類似の課題を抱える方にとっての参考となるよう、実務に即した構成としていますが、地域名・状況設定は一部仮定を含むことを、あらかじめご理解ください。
想定される背景
この法人は淀川区内で複数の飲食店舗と宿泊施設を運営しつつ、オフィスサポート業務を提供していました。飲食やホテルでは学生アルバイトや外国人スタッフが主力を担っていましたが、キャリアの見通しが立たず短期間で退職するケースが多発していました。オフィス部門でも契約社員がシステムや事務サポートを担っていましたが、正社員登用の道がなく転職を選ぶ人材が続出しました。
経営者は「教育と採用にかかるコストが増える一方で、人材が定着しないのは事業の成長を妨げる」と判断し、社労士にキャリアアップ助成金を活用した制度設計を相談しました。
社労士のポイント解説
社労士はまず就業規則を改定し、正社員登用制度を明文化しました。勤続1年以上かつ業務評価を一定水準以上満たす従業員を正社員化の対象とし、登用時には必ず5%以上の昇給を行う条項を追加しました。これにより助成金の要件を満たしつつ、従業員の意欲を引き出しました。

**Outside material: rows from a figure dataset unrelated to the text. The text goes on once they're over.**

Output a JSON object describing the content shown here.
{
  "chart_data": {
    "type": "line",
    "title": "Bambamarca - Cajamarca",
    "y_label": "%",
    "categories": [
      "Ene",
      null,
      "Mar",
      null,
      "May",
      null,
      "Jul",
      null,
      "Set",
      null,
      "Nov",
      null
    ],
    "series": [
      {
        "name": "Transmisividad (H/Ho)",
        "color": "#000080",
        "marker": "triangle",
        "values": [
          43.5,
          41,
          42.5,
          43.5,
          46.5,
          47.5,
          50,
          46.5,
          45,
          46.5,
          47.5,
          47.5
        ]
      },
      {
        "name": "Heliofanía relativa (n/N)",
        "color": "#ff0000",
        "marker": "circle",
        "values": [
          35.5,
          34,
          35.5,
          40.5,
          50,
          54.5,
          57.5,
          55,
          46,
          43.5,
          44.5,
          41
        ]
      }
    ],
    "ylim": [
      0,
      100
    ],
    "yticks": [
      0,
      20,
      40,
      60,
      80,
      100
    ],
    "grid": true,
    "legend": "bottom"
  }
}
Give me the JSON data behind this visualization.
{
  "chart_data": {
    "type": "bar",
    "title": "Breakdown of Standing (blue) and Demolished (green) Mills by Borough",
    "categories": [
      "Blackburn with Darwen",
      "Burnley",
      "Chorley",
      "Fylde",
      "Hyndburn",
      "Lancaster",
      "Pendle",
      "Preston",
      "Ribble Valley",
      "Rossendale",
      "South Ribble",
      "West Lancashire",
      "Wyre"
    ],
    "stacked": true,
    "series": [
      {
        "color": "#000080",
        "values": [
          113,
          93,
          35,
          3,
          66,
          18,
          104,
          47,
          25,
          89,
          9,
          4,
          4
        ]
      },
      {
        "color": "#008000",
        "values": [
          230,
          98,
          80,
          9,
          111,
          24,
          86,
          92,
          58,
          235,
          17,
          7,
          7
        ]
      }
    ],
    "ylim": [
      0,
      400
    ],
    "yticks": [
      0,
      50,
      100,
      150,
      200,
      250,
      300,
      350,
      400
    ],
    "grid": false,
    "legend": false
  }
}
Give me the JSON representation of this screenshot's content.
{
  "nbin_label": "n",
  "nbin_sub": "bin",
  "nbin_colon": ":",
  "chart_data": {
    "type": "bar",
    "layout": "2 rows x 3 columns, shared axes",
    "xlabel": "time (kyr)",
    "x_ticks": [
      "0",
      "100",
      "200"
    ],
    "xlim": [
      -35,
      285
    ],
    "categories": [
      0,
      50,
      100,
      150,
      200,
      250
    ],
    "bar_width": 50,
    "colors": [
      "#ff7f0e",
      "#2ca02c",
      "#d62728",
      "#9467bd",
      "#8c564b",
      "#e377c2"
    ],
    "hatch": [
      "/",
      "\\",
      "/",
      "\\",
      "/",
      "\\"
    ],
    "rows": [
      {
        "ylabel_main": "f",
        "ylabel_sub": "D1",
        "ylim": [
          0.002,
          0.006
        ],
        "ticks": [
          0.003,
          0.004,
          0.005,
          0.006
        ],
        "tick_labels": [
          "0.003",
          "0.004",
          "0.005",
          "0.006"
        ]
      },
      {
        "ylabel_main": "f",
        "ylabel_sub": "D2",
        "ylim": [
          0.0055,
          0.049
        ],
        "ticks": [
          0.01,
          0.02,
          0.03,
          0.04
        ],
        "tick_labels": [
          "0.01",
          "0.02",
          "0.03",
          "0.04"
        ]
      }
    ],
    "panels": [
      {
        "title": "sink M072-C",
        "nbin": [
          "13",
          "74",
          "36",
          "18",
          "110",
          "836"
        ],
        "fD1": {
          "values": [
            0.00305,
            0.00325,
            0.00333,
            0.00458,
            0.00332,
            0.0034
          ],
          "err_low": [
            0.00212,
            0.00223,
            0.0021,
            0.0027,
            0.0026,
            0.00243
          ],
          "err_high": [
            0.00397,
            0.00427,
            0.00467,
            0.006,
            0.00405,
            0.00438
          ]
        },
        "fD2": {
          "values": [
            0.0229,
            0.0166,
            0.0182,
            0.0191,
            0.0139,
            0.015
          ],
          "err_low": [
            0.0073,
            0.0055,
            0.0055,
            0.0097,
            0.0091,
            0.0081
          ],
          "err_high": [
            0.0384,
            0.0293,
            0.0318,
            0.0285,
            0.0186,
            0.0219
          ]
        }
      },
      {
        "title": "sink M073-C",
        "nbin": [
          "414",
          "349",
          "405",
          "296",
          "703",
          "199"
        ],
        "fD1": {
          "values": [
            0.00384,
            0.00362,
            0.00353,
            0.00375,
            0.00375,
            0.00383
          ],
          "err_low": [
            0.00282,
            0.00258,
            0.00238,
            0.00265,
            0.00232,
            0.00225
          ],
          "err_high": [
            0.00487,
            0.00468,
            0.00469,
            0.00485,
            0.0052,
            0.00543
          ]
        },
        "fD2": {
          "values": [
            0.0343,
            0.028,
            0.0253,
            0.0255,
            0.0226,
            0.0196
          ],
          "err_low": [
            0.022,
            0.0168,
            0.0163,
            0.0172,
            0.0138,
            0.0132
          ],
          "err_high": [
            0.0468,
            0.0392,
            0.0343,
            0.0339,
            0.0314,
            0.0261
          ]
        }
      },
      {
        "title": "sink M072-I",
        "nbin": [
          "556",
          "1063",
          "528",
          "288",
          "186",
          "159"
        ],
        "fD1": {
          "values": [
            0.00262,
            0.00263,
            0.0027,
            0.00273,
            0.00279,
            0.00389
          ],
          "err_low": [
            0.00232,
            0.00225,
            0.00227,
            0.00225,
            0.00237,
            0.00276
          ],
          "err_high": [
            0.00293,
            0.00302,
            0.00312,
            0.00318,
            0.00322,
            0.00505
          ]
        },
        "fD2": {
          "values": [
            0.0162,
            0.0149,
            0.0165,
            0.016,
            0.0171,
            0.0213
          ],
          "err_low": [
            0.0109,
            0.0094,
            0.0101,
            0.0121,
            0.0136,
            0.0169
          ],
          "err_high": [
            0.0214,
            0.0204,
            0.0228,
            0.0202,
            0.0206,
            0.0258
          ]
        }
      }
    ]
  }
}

登用ルートも複数設定しました。契約社員から正社員、有期から無期、無期から正社員という段階的なキャリアパスを整備しました。これにより従業員がキャリアを具体的に描けるようになり、長期定着の意欲を持つことができました。登用後は社会保険加入を徹底し、生活基盤の安定を支えました。

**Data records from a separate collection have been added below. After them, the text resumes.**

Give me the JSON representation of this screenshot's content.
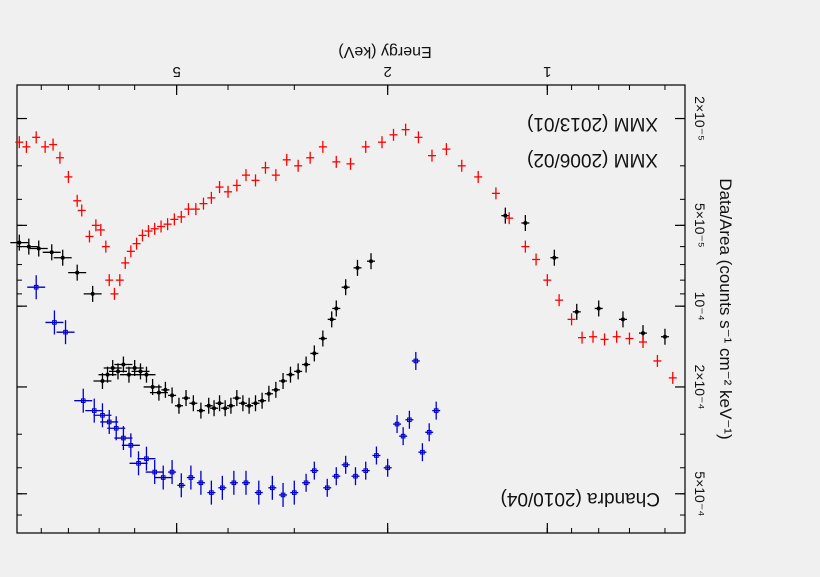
{
  "chart_data": {
    "type": "scatter",
    "xlabel": "Energy (keV)",
    "ylabel": "Data/Area (counts s⁻¹ cm⁻² keV⁻¹)",
    "xscale": "log",
    "yscale": "log",
    "xlim": [
      0.55,
      10.0
    ],
    "ylim": [
      1.5e-05,
      0.0007
    ],
    "x_ticks": [
      {
        "v": 1,
        "label": "1"
      },
      {
        "v": 2,
        "label": "2"
      },
      {
        "v": 5,
        "label": "5"
      }
    ],
    "y_ticks": [
      {
        "v": 2e-05,
        "label": "2×10⁻⁵"
      },
      {
        "v": 5e-05,
        "label": "5×10⁻⁵"
      },
      {
        "v": 0.0001,
        "label": "10⁻⁴"
      },
      {
        "v": 0.0002,
        "label": "2×10⁻⁴"
      },
      {
        "v": 0.0005,
        "label": "5×10⁻⁴"
      }
    ],
    "orientation": "rotated 180°",
    "legend_position": "inside",
    "series": [
      {
        "name": "XMM (2006/02)",
        "color": "#000000",
        "points": [
          [
            0.6,
            0.00013
          ],
          [
            0.66,
            0.000126
          ],
          [
            0.72,
            0.000112
          ],
          [
            0.8,
            0.000102
          ],
          [
            0.88,
            0.000105
          ],
          [
            0.97,
            6.6e-05
          ],
          [
            1.1,
            4.9e-05
          ],
          [
            1.2,
            4.6e-05
          ],
          [
            2.15,
            6.8e-05
          ],
          [
            2.28,
            7.2e-05
          ],
          [
            2.4,
            8.5e-05
          ],
          [
            2.5,
            0.000102
          ],
          [
            2.55,
            0.000112
          ],
          [
            2.65,
            0.000132
          ],
          [
            2.75,
            0.00015
          ],
          [
            2.85,
            0.000165
          ],
          [
            2.95,
            0.000175
          ],
          [
            3.05,
            0.00018
          ],
          [
            3.15,
            0.00019
          ],
          [
            3.25,
            0.000205
          ],
          [
            3.35,
            0.000212
          ],
          [
            3.45,
            0.000225
          ],
          [
            3.55,
            0.00023
          ],
          [
            3.65,
            0.000235
          ],
          [
            3.75,
            0.00023
          ],
          [
            3.85,
            0.00022
          ],
          [
            3.95,
            0.000235
          ],
          [
            4.05,
            0.00024
          ],
          [
            4.15,
            0.00023
          ],
          [
            4.25,
            0.00024
          ],
          [
            4.35,
            0.000235
          ],
          [
            4.5,
            0.000245
          ],
          [
            4.65,
            0.00023
          ],
          [
            4.8,
            0.00022
          ],
          [
            4.95,
            0.000235
          ],
          [
            5.1,
            0.000215
          ],
          [
            5.25,
            0.000205
          ],
          [
            5.4,
            0.00021
          ],
          [
            5.55,
            0.0002
          ],
          [
            5.7,
            0.00018
          ],
          [
            5.85,
            0.000175
          ],
          [
            6.0,
            0.00017
          ],
          [
            6.15,
            0.00018
          ],
          [
            6.3,
            0.000165
          ],
          [
            6.45,
            0.000175
          ],
          [
            6.6,
            0.00017
          ],
          [
            6.75,
            0.00018
          ],
          [
            6.9,
            0.00019
          ],
          [
            7.2,
            9e-05
          ],
          [
            7.7,
            7.5e-05
          ],
          [
            8.2,
            6.6e-05
          ],
          [
            8.6,
            6.3e-05
          ],
          [
            9.1,
            6.1e-05
          ],
          [
            9.5,
            6e-05
          ],
          [
            9.9,
            5.8e-05
          ]
        ]
      },
      {
        "name": "XMM (2013/01)",
        "color": "#ff0000",
        "points": [
          [
            0.58,
            0.000185
          ],
          [
            0.62,
            0.00016
          ],
          [
            0.66,
            0.000136
          ],
          [
            0.7,
            0.000132
          ],
          [
            0.74,
            0.00013
          ],
          [
            0.78,
            0.000133
          ],
          [
            0.82,
            0.00013
          ],
          [
            0.86,
            0.000131
          ],
          [
            0.9,
            0.000112
          ],
          [
            0.95,
            9.5e-05
          ],
          [
            1.0,
            8e-05
          ],
          [
            1.05,
            6.7e-05
          ],
          [
            1.1,
            6e-05
          ],
          [
            1.18,
            4.7e-05
          ],
          [
            1.25,
            3.8e-05
          ],
          [
            1.35,
            3.3e-05
          ],
          [
            1.45,
            3e-05
          ],
          [
            1.55,
            2.6e-05
          ],
          [
            1.65,
            2.75e-05
          ],
          [
            1.75,
            2.35e-05
          ],
          [
            1.85,
            2.2e-05
          ],
          [
            1.95,
            2.3e-05
          ],
          [
            2.05,
            2.45e-05
          ],
          [
            2.2,
            2.55e-05
          ],
          [
            2.35,
            2.95e-05
          ],
          [
            2.5,
            2.9e-05
          ],
          [
            2.65,
            2.55e-05
          ],
          [
            2.8,
            2.8e-05
          ],
          [
            2.95,
            3e-05
          ],
          [
            3.1,
            2.85e-05
          ],
          [
            3.25,
            3.25e-05
          ],
          [
            3.4,
            3.05e-05
          ],
          [
            3.55,
            3.4e-05
          ],
          [
            3.7,
            3.25e-05
          ],
          [
            3.85,
            3.55e-05
          ],
          [
            4.0,
            3.75e-05
          ],
          [
            4.15,
            3.6e-05
          ],
          [
            4.3,
            3.95e-05
          ],
          [
            4.45,
            4.15e-05
          ],
          [
            4.6,
            4.35e-05
          ],
          [
            4.75,
            4.35e-05
          ],
          [
            4.9,
            4.65e-05
          ],
          [
            5.05,
            4.75e-05
          ],
          [
            5.2,
            4.95e-05
          ],
          [
            5.35,
            5.05e-05
          ],
          [
            5.5,
            5.15e-05
          ],
          [
            5.65,
            5.25e-05
          ],
          [
            5.8,
            5.45e-05
          ],
          [
            5.95,
            5.85e-05
          ],
          [
            6.1,
            6.25e-05
          ],
          [
            6.25,
            6.9e-05
          ],
          [
            6.4,
            8e-05
          ],
          [
            6.55,
            9e-05
          ],
          [
            6.7,
            8e-05
          ],
          [
            6.8,
            6e-05
          ],
          [
            6.95,
            5.2e-05
          ],
          [
            7.1,
            5e-05
          ],
          [
            7.3,
            5.5e-05
          ],
          [
            7.55,
            4.4e-05
          ],
          [
            7.7,
            4.05e-05
          ],
          [
            8.0,
            3.3e-05
          ],
          [
            8.3,
            2.8e-05
          ],
          [
            8.55,
            2.5e-05
          ],
          [
            8.85,
            2.55e-05
          ],
          [
            9.2,
            2.35e-05
          ],
          [
            9.6,
            2.55e-05
          ],
          [
            9.9,
            2.45e-05
          ]
        ]
      },
      {
        "name": "Chandra (2010/04)",
        "color": "#0000cc",
        "points": [
          [
            1.62,
            0.000245
          ],
          [
            1.67,
            0.000295
          ],
          [
            1.72,
            0.00035
          ],
          [
            1.77,
            0.00016
          ],
          [
            1.82,
            0.000265
          ],
          [
            1.87,
            0.000305
          ],
          [
            1.92,
            0.000275
          ],
          [
            2.0,
            0.0004
          ],
          [
            2.1,
            0.00036
          ],
          [
            2.2,
            0.00041
          ],
          [
            2.3,
            0.00043
          ],
          [
            2.4,
            0.00039
          ],
          [
            2.5,
            0.00043
          ],
          [
            2.6,
            0.000475
          ],
          [
            2.75,
            0.00041
          ],
          [
            2.85,
            0.000455
          ],
          [
            3.0,
            0.000495
          ],
          [
            3.15,
            0.000505
          ],
          [
            3.3,
            0.000475
          ],
          [
            3.5,
            0.000495
          ],
          [
            3.7,
            0.000455
          ],
          [
            3.9,
            0.000455
          ],
          [
            4.1,
            0.000475
          ],
          [
            4.3,
            0.000495
          ],
          [
            4.5,
            0.000455
          ],
          [
            4.7,
            0.000435
          ],
          [
            4.9,
            0.000465
          ],
          [
            5.1,
            0.000415
          ],
          [
            5.3,
            0.000435
          ],
          [
            5.5,
            0.000415
          ],
          [
            5.7,
            0.00037
          ],
          [
            5.9,
            0.000385
          ],
          [
            6.1,
            0.00033
          ],
          [
            6.3,
            0.00031
          ],
          [
            6.5,
            0.000285
          ],
          [
            6.7,
            0.00027
          ],
          [
            6.9,
            0.000255
          ],
          [
            7.15,
            0.000245
          ],
          [
            7.5,
            0.000225
          ],
          [
            8.1,
            0.000125
          ],
          [
            8.5,
            0.000115
          ],
          [
            9.2,
            8.5e-05
          ]
        ]
      }
    ]
  }
}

教育研修制度も導入しました。サービス業部門では接客研修や多言語対応研修を、オフィス部門ではITスキルや事務処理研修を行いました。外国人スタッフには母国語で理解できる研修資料を用意し、安心してスキルを学べる環境を整えました。
助成金申請の流れも構築しました。登用から2か月以内に必要書類を提出し、登用前後6か月の賃金比較を確実に行うことで、不備を防ぎ確実な受給を実現しました。
解決イメージ
この法人は契約社員3名とアルバイト2名を正社員に登用しました。キャリアアップ助成金を活用し、総額で数百万円規模の助成金を受給しました。

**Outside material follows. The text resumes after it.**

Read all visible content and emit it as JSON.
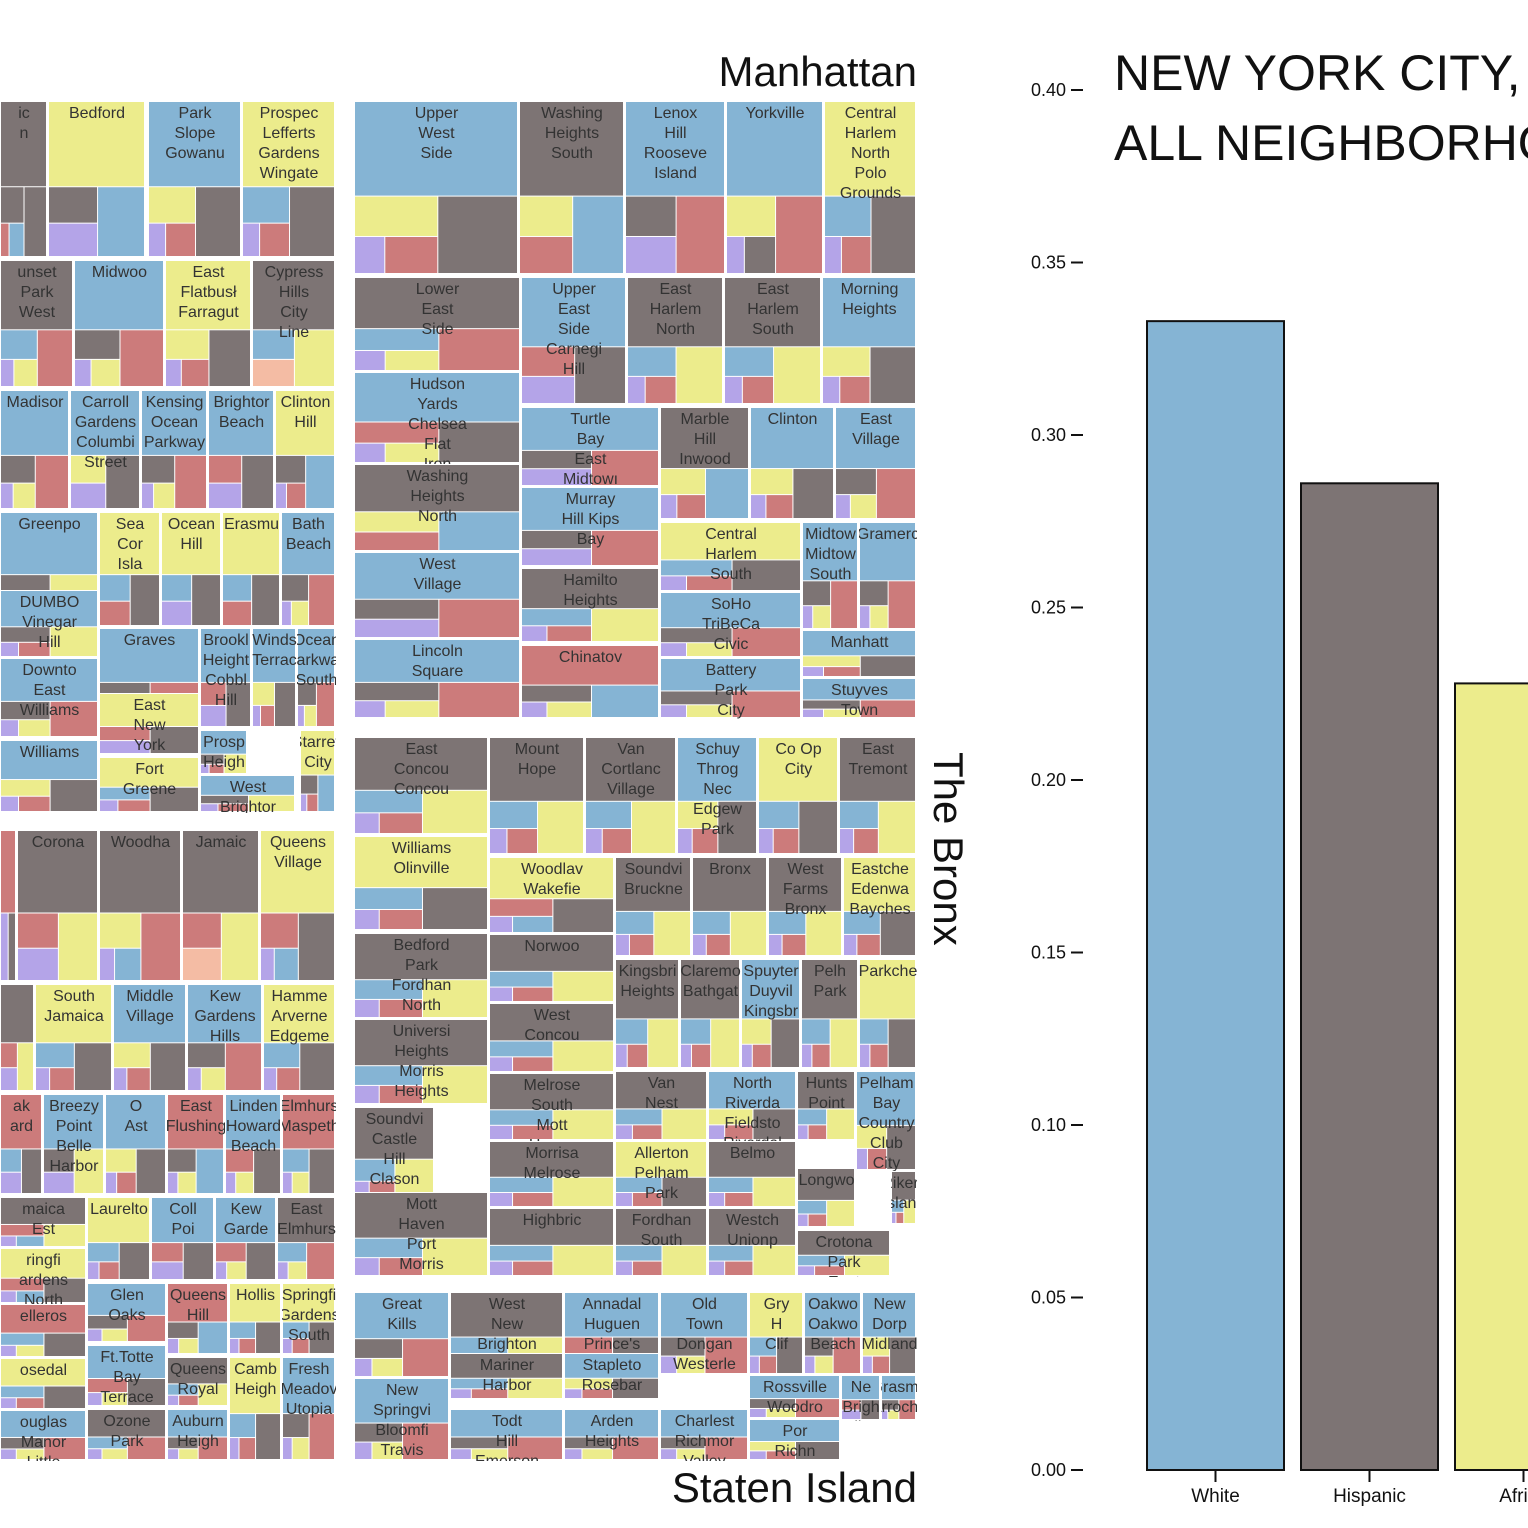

サービス業部門ではアルバイトが正社員となり、安定した勤務が続くようになり接客品質が向上しました。オフィス部門では契約社員が正社員化され、業務の安定性が高まりました。外国人スタッフも待遇改善が進んだことで安心して勤務を継続できるようになりました。
経営者は「助成金で制度導入コストを抑えつつ、人材定着と採用コスト削減を両立できた」と評価しました。結果として、淀川区というオフィス企業とサービス業が混在する地域において、キャリアアップ助成金が企業の持続的成長を支える有効な施策であることを示すモデルケース事例となりました。